Ligand exchange-based synthesis of azide-functionalized Cu nanospheres as a platform for Mn complex immobilization and electrochemical CO2 reduction

Abstract

Cu nanoparticles (NPs) are applied widely as catalysts in different processes, owing to their interesting redox capabilities, relatively high abundance, and low cost. The introduction of stabilizing organic ligands on the surface of NPs allows for the creation of tailored molecule-metal interfaces with unique properties. Furthermore, by decorating the ligand sphere with chemical handles that enable versatile post-synthesis modifications, the reactivity of Cu NPs may be tuned to fit a desired application. An important application of Cu NPs is as a hydrocarbon-generating catalyst in the electrochemical CO₂ reduction reaction, which represents a promising approach for seasonal storage of electrical energy by converting CO₂ into value-added small molecules. The ability of Cu to produce hydrocarbons has been directly linked to a high local concentration of surface-adsorbed CO on Cu, which can be achieved with so-called tandem catalytic systems. In this study, we demonstrate the functionalization of colloidal Cu nanospheres with azide-decorated aliphatic ligands by affinity-driven partial ligand exchange reactions, relying on the strong binding of thiols to the Cu surface. We identify correlations between the extent of modification and dispersion stability and validate the successful ligand exchange through a combination of spectroscopic techniques.
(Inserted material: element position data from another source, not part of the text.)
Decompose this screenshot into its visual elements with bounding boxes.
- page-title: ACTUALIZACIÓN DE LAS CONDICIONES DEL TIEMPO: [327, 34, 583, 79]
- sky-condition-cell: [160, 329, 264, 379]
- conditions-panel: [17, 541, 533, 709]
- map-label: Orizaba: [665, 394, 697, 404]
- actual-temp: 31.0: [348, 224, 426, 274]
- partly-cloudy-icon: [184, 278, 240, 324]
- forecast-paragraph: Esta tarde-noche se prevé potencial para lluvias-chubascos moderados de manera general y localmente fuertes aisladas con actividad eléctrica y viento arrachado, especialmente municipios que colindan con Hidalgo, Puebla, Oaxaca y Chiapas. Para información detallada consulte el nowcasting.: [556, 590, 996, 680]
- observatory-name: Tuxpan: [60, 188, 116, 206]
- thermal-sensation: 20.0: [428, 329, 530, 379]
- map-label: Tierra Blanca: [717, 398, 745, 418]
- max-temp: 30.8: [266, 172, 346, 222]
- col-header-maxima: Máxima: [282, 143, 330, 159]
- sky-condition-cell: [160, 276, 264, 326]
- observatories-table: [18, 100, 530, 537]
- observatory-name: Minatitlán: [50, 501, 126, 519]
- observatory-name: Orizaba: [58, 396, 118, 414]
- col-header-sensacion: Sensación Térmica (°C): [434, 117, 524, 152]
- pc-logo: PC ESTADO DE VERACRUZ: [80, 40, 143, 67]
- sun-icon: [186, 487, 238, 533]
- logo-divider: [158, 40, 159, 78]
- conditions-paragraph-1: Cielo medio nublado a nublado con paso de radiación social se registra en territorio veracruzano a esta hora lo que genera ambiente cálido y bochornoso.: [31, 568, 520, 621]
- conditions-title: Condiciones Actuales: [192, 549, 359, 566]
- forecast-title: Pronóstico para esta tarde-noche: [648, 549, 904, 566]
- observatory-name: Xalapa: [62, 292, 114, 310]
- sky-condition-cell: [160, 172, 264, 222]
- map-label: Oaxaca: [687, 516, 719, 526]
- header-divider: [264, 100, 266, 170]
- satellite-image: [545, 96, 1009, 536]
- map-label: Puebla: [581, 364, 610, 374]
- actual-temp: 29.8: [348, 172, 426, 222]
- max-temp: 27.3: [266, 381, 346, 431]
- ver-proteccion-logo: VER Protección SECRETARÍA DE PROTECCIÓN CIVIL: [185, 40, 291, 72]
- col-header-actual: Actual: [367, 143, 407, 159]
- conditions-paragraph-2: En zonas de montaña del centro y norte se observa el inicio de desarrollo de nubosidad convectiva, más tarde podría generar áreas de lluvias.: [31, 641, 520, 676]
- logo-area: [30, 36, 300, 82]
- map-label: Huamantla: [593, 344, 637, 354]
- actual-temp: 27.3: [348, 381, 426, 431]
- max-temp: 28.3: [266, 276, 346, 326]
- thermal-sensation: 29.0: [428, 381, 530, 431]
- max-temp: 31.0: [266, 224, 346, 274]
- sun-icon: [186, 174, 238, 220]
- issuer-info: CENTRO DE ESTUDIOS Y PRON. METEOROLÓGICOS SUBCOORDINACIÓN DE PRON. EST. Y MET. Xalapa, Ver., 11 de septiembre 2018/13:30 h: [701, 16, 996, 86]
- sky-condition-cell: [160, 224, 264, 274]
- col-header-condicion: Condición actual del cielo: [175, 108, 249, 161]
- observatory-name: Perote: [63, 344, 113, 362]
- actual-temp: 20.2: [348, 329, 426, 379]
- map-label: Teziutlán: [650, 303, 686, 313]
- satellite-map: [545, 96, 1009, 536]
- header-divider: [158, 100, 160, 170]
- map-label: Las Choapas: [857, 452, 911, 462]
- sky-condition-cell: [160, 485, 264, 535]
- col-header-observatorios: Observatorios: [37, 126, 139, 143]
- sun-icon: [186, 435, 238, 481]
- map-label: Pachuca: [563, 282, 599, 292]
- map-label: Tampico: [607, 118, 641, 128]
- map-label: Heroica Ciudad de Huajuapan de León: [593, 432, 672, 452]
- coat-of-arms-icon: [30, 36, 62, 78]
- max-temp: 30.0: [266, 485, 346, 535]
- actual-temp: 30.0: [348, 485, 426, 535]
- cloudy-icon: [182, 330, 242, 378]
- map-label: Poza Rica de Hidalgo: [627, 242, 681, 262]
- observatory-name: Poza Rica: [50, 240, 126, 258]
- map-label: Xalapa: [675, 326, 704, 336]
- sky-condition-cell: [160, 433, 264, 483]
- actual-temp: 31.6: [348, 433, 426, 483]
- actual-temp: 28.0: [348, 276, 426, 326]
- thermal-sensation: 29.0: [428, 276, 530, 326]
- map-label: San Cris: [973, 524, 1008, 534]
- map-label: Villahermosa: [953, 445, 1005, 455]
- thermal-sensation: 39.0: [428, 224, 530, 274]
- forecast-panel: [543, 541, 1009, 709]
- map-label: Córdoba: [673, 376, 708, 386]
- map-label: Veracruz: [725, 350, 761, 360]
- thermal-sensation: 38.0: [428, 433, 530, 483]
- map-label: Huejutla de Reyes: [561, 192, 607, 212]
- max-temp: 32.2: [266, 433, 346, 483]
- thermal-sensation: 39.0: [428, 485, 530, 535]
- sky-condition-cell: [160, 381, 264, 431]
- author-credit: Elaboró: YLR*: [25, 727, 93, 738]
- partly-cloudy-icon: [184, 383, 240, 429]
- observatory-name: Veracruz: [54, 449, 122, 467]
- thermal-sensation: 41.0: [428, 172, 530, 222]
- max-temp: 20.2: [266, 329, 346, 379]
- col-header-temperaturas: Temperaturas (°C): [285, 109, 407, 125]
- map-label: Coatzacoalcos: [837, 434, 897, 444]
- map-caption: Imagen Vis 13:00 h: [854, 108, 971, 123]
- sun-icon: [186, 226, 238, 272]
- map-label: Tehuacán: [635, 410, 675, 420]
Representing a versatile platform for further functionalization, the azide handle is utilized for the immobilization of an organometallic Mn complex, which is shown to produce CO and formate in the CO₂RR. Exploring this assembly as a tandem catalyst in the CO₂RR highlights the importance of potential alignment between the catalytic components in these systems, as the results indicate an insufficient CO production by the Mn complex at potentials where the Cu NPs facilitate the further reduction of this intermediate.